The final title sequence of the series presents a largely retrospective theme that reflects on the earlier series. It features Ken wandering into a cinema, where he is greeted by Harry, who takes his ticket. Soon, Rocky appears as an usher and guides him to his seat. In the theatre, he finds a number of doppelgangers of himself in the audience staring at him; the film starts, and it contains clips from opening titles and significant moments from the previous six series, before his soul rides past him on White Lighting and hurtles through the pews. The sequence ends with Ken waking up at home in front of his television, which reveals it has all been a dream.

== History of the show ==

Although never explicitly mentioned by the show's creators, Boon shared many conceptual similarities with contemporary ITV drama series Minder - both being set in a gritty working class city (Birmingham/London), both centering around the relationship between a 'heavy' (Ken Boon/Terry McCann) and a businessman (Harry Crawford/Arthur Daley) - although one key difference being that neither Ken or Harry's activities are illegal - unlike those depicted in Minder. Both shows delved into the criminal underworld whilst exploring moral issues in the sub-plots, at the same time blending it with a certain amount of comedic relief.
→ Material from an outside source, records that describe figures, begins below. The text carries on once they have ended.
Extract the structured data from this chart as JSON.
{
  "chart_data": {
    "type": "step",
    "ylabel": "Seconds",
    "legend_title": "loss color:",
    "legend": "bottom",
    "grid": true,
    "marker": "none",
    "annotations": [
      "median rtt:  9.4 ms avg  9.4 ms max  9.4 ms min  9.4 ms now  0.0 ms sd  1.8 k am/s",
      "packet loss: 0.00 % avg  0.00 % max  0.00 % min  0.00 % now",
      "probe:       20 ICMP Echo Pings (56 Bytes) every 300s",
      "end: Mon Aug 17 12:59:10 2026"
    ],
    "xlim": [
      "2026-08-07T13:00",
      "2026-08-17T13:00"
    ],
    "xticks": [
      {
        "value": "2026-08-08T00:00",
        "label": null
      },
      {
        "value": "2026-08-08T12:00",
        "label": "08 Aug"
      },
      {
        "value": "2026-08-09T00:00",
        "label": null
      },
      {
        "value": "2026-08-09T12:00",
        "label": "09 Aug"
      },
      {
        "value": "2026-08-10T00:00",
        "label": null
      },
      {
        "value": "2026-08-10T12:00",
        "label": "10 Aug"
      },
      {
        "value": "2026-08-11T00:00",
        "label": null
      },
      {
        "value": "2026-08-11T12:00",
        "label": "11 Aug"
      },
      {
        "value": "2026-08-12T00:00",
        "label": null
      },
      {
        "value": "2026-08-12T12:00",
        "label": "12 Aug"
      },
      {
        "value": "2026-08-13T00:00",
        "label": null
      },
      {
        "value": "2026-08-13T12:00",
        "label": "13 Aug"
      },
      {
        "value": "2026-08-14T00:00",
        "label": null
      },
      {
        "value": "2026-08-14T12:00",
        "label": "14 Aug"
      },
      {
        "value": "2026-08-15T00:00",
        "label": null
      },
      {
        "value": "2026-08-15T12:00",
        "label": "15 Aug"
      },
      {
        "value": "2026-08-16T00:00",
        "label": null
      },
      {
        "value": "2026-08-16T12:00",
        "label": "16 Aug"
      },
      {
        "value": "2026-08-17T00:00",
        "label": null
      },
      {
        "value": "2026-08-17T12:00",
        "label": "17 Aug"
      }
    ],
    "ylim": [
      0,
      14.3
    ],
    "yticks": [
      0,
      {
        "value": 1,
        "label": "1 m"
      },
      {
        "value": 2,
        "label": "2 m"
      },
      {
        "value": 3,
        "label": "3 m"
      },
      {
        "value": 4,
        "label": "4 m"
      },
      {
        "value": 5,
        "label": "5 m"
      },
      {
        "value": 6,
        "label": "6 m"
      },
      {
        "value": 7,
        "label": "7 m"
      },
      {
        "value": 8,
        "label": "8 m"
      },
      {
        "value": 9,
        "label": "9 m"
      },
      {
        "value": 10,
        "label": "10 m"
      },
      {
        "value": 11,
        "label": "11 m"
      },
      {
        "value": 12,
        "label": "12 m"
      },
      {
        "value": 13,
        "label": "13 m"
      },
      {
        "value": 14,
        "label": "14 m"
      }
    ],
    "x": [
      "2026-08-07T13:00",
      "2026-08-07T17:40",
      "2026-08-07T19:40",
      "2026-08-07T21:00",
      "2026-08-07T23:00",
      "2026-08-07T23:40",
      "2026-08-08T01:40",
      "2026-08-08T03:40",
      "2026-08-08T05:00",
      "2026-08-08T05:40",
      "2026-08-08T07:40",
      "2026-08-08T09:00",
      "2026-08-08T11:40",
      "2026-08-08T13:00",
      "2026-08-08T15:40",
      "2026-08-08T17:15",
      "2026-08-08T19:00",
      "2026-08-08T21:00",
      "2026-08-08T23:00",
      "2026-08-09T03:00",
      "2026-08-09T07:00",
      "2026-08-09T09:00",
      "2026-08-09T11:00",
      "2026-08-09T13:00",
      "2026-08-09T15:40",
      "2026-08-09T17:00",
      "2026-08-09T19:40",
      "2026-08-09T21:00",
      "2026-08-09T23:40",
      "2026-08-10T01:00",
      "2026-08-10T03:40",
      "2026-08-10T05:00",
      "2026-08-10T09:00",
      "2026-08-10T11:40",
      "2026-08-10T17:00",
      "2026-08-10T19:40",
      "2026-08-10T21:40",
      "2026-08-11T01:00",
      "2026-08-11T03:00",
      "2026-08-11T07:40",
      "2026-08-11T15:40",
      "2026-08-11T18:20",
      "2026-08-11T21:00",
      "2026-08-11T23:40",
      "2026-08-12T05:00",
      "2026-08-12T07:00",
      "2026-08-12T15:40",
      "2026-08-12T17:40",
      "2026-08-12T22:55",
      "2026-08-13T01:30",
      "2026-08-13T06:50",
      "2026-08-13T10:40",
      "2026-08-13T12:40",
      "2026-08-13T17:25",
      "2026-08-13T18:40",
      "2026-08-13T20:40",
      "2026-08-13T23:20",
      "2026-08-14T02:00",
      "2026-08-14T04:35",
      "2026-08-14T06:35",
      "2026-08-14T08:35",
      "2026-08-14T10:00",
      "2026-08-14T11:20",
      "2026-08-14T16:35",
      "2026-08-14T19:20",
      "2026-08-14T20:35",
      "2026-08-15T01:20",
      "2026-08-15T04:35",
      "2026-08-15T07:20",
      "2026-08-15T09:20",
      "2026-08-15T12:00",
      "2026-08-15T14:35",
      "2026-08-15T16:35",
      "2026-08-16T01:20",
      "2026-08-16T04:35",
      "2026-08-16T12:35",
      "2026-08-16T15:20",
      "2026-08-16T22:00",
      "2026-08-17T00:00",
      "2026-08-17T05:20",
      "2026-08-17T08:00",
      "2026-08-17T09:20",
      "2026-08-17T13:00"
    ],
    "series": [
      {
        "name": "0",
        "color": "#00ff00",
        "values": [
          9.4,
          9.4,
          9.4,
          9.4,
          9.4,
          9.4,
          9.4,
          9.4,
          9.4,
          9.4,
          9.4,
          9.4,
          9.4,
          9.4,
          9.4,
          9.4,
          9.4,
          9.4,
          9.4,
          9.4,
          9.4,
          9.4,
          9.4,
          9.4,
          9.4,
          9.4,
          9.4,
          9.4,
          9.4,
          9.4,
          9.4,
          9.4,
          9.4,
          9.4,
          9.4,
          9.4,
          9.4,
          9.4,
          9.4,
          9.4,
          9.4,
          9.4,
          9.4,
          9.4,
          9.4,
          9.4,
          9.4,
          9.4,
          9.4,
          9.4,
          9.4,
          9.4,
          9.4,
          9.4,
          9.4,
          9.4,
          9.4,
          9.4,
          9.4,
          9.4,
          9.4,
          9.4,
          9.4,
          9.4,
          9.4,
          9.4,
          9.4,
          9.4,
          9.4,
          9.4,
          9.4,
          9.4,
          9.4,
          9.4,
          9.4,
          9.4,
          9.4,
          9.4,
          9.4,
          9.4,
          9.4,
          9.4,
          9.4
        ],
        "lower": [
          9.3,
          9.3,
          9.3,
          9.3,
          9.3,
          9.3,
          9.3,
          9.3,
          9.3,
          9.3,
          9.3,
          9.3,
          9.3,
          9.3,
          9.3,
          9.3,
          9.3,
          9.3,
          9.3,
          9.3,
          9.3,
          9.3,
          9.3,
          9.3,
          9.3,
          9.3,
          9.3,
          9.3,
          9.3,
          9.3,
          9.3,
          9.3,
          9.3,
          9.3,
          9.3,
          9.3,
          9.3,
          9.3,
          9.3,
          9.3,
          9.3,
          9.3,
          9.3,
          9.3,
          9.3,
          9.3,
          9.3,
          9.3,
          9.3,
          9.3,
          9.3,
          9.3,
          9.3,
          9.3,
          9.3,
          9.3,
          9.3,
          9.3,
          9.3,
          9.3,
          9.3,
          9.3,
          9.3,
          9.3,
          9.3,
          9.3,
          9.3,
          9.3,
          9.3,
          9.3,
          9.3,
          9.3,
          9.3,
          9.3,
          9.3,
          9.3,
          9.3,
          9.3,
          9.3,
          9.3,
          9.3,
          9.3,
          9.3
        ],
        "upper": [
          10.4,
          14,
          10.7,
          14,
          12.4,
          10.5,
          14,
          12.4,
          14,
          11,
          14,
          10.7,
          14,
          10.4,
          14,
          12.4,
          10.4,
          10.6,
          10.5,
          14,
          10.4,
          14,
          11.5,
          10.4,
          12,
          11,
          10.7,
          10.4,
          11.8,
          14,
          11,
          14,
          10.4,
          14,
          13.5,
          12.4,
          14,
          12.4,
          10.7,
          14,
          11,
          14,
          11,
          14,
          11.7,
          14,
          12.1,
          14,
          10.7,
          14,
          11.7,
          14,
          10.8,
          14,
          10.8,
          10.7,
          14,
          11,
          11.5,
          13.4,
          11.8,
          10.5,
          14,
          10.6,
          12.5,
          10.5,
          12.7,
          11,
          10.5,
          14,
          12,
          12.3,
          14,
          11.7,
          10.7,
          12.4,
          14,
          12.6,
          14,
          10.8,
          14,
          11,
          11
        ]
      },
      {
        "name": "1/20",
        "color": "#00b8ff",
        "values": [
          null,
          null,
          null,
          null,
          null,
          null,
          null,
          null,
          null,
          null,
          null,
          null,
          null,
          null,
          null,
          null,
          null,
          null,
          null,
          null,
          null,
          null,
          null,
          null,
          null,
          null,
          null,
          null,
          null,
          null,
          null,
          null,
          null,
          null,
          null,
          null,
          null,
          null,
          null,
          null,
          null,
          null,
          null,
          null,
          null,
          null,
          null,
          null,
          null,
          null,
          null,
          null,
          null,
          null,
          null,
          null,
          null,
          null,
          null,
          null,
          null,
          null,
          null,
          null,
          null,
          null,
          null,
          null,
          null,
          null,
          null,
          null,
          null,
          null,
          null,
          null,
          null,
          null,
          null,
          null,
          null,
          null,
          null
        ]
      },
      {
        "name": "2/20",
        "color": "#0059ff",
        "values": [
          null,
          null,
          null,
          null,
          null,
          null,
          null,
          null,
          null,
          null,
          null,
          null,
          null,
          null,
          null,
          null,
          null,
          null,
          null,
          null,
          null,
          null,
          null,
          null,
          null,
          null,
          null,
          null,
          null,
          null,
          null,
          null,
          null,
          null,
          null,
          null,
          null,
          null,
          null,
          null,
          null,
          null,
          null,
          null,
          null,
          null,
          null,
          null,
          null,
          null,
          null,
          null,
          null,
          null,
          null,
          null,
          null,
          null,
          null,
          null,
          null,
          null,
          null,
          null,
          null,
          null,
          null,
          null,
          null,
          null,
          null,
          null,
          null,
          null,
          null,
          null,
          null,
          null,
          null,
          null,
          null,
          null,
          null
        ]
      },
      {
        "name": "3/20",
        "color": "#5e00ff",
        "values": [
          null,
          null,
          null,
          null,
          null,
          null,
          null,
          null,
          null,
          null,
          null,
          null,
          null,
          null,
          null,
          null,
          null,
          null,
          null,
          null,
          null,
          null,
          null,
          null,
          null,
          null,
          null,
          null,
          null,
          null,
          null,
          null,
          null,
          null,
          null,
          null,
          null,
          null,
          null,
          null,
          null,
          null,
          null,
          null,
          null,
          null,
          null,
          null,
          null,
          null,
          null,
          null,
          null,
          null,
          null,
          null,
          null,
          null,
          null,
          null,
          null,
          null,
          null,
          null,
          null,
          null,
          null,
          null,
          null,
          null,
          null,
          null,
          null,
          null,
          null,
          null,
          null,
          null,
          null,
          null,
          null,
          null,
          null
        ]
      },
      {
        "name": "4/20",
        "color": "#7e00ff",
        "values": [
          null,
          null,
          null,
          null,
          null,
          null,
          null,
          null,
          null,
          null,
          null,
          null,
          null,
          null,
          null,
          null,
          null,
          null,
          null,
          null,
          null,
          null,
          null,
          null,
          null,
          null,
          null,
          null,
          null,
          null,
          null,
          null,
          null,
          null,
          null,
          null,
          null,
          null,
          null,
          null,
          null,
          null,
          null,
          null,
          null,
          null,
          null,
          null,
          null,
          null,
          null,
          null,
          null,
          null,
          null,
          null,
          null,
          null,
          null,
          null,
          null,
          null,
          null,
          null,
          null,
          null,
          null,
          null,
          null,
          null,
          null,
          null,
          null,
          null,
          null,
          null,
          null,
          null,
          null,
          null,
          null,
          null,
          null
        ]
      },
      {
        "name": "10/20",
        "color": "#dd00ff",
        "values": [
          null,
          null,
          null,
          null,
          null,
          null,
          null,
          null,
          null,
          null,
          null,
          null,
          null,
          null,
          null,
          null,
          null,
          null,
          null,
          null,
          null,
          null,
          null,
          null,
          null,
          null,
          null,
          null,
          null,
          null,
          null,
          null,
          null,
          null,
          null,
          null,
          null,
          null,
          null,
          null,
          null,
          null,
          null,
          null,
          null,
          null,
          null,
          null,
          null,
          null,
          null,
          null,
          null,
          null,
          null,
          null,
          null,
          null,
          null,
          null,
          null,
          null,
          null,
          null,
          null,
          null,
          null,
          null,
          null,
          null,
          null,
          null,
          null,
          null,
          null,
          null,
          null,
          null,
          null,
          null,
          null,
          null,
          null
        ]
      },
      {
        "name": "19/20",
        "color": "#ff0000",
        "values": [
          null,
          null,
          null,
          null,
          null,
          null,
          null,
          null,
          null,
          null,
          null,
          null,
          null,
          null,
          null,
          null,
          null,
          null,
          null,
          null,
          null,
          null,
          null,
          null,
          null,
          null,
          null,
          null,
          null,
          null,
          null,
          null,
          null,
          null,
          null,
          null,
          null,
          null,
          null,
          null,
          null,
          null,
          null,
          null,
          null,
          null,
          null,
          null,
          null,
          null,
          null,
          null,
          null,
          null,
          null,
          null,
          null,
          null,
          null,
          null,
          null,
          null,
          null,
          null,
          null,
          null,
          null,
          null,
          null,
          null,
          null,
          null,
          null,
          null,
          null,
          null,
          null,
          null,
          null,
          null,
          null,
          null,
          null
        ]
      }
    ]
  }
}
According to Jim Hill (co-creator), the name 'Boon' was derived as follows: "Originally called 'Anything Legal Considered', we fell foul of the vogue of the main character's name being all or part of the title. Boon had been derived from an American TV series from the 1950s that Bill Stair and I both watched and liked. It was called 'Have Gun – Will Travel' (1957) – a troubleshooting cowboy answered distress calls. He was called Paladin and was played by the actor Richard Boone. We dropped the E and we had BOON – a modern-day trouble shooter on a motorbike instead of a steed."

Elphick and Morrissey would reunite for the Central-TV sourced horror comedy continuing the motorbike theme, I Bought a Vampire Motorcycle.

==Notes==

The series was re-broadcast on ITV4 and Rewind TV (British TV channel) from 1 January 2026 onwards.